A Guide for Using the TopOCR Command Line Interface
For those who have an interest in developing software which utilizes OCR, TopOCR's new command line interface offers the possibility of saving thousands of dollars in development costs by not requiring the purchase of an expensive and difficult to learn OCR SDK.
In addition to being a low cost OCR development platform, the command line interface can also allow blind users to plug their digital camera into their PC's USB port and let TopOCR process the images and generate speech output, all of which
can be done through a simple text interface.
General Command Line Usage:
From the command prompt, change to the TopOCR default installation directory (Usually, "C:\program files\topocr"), then type:
"TopOCR inputimage.ext [options\parameters] textoutput.ext"
Image Input
TopOCR supports .gif, .jpeg, .tiff, and .bmp input formats, in 24 bit, 8 bit and 1 bit pixel depths, if you don't specify a file extension, TopOCR tries to automatically figure out which format it is.
Options and Parameters
To gain a better understanding of how the command line options and parameters function, examine the "Configure Camera Filter" menu item
under the "Settings" menu in the TopOCR Image Window. Command line options can be in any order.
-THRESH Param1 Param2 Param3
-RESENHANCE
-SHARPEN Param1 Param2
-DESPECKLE Param1
-LANGUAGE Param1
The default LANGUAGE value is English, otherwise this needs to be set to one of the following:
ENG
FRN
GRM
ITL
SPN
POR
SWD
DAN
NOR
DCH
FIN
Text Output
The output file is simply "raw" text in ISO-8859 format and supports 11 languages. The text is "appended" to the file, so if the file name exists,
new text is appended to the end of the file.
Examples
topocr image1.tif -RESENHANCE -THRESH 6 40 60 test1.txt
topocr italian.jpg -LANGUAGE ITL test3.txt
topocr doc144c.tif test8.txt
Errors
In the event of an error, TopOCR will exit and leave an error message in a file named "error.log".

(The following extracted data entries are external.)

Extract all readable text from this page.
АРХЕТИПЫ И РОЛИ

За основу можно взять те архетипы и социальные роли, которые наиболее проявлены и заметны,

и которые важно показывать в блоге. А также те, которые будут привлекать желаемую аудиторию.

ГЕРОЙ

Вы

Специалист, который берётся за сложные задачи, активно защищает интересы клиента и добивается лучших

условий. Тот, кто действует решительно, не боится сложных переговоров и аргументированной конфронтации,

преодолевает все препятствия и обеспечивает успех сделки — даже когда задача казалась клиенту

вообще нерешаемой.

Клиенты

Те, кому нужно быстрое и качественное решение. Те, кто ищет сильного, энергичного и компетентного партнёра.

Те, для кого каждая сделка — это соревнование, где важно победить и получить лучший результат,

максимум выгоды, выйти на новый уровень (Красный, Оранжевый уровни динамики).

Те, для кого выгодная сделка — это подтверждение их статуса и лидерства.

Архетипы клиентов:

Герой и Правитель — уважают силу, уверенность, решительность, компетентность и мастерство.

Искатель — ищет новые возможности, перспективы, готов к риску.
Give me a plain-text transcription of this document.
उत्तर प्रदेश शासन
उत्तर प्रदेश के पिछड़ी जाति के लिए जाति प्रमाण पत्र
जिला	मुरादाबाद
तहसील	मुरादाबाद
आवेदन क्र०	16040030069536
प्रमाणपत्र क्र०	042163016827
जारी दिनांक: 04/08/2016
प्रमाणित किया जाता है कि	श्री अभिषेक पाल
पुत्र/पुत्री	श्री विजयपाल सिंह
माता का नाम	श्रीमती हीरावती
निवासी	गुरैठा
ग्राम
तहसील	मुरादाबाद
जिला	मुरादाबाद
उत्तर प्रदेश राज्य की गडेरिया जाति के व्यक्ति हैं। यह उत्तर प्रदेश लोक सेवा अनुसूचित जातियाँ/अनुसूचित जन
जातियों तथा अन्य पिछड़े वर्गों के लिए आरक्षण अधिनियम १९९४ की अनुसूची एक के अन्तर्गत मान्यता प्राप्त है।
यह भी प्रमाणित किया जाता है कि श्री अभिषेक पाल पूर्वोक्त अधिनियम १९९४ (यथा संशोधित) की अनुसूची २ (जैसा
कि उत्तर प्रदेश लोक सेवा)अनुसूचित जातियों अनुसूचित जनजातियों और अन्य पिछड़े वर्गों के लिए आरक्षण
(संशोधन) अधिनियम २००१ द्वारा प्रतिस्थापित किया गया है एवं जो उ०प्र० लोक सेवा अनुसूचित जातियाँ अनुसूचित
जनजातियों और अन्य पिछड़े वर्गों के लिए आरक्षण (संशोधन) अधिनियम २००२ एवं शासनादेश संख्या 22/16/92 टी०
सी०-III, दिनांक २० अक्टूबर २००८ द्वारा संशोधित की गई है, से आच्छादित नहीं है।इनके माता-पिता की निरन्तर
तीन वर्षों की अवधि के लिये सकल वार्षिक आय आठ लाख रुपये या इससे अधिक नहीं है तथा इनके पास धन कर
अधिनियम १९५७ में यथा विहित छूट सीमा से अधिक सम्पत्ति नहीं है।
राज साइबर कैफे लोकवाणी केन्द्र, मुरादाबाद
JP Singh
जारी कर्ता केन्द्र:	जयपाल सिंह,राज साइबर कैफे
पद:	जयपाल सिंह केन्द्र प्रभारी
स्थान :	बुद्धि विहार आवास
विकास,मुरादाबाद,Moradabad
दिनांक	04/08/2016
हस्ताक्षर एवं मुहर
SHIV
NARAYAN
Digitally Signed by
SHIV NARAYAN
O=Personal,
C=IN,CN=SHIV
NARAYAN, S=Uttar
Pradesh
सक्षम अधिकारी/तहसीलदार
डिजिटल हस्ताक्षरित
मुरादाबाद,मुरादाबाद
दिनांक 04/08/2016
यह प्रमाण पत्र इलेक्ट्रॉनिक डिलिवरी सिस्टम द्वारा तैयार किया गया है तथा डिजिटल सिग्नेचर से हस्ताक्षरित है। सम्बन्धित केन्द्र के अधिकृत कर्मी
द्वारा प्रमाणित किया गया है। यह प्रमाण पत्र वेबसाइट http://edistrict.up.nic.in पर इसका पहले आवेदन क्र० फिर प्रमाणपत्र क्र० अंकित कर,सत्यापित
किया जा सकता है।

Calling TopOCR from a Batch File
for %%x in (*.jpg) do topocr.exe %%x output.txt
The example above if put into a batch file and called with the name of a directory will process each .jpg file in the named directory with TopOCR
and automatically append the text output of each image file into a text file called output.txt.
Calling TopOCR from a C/C++ Program
To run TopOCR in a new process:
CreateProcess(NULL,"c:\\program files\\topocr\\topocr input.jpg output.txt",
NULL,NULL,false,HIGH_PRIORITY_CLASS|CREATE_NO_WINDOW,NULL,NULL,
&startInfo,&processInfo);
If TopOCR completes successfully, it will give a return code of "0", if there was an error the return code will be "-1".
Or to call TopOCR from within the same process:
system("c:\\program files\\topocr\\topocr input.jpg output.txt" );
In general you can construct an interface that's almost as fast as having the TopSoft DLL in your application, the only overhead is loading
TopOCR for each image as opposed to having a memory resident DLL already loaded, but this overhead is rather small. Using this method has some benefits, for example all the image
handling (file open, read, decode, etc.) is done for you which greatly simplifies your code. You only need to select an image file to process and a
text file to receive the OCR output. It's likely that in less than 20 lines of code, you could take the image file string and the output file string and call wsprintf() to
combine the input and output file names with the other command line information to call TopOCR. Then when the call has completed, you can open
the text file that TopOCR created and load it into a buffer in your program. When adding OCR to your software is this easy and inexpensive, why would you
spend thousands of dollars on a difficult to use OCR SDK and pay per-copy royalties that are much higher than TopOCR?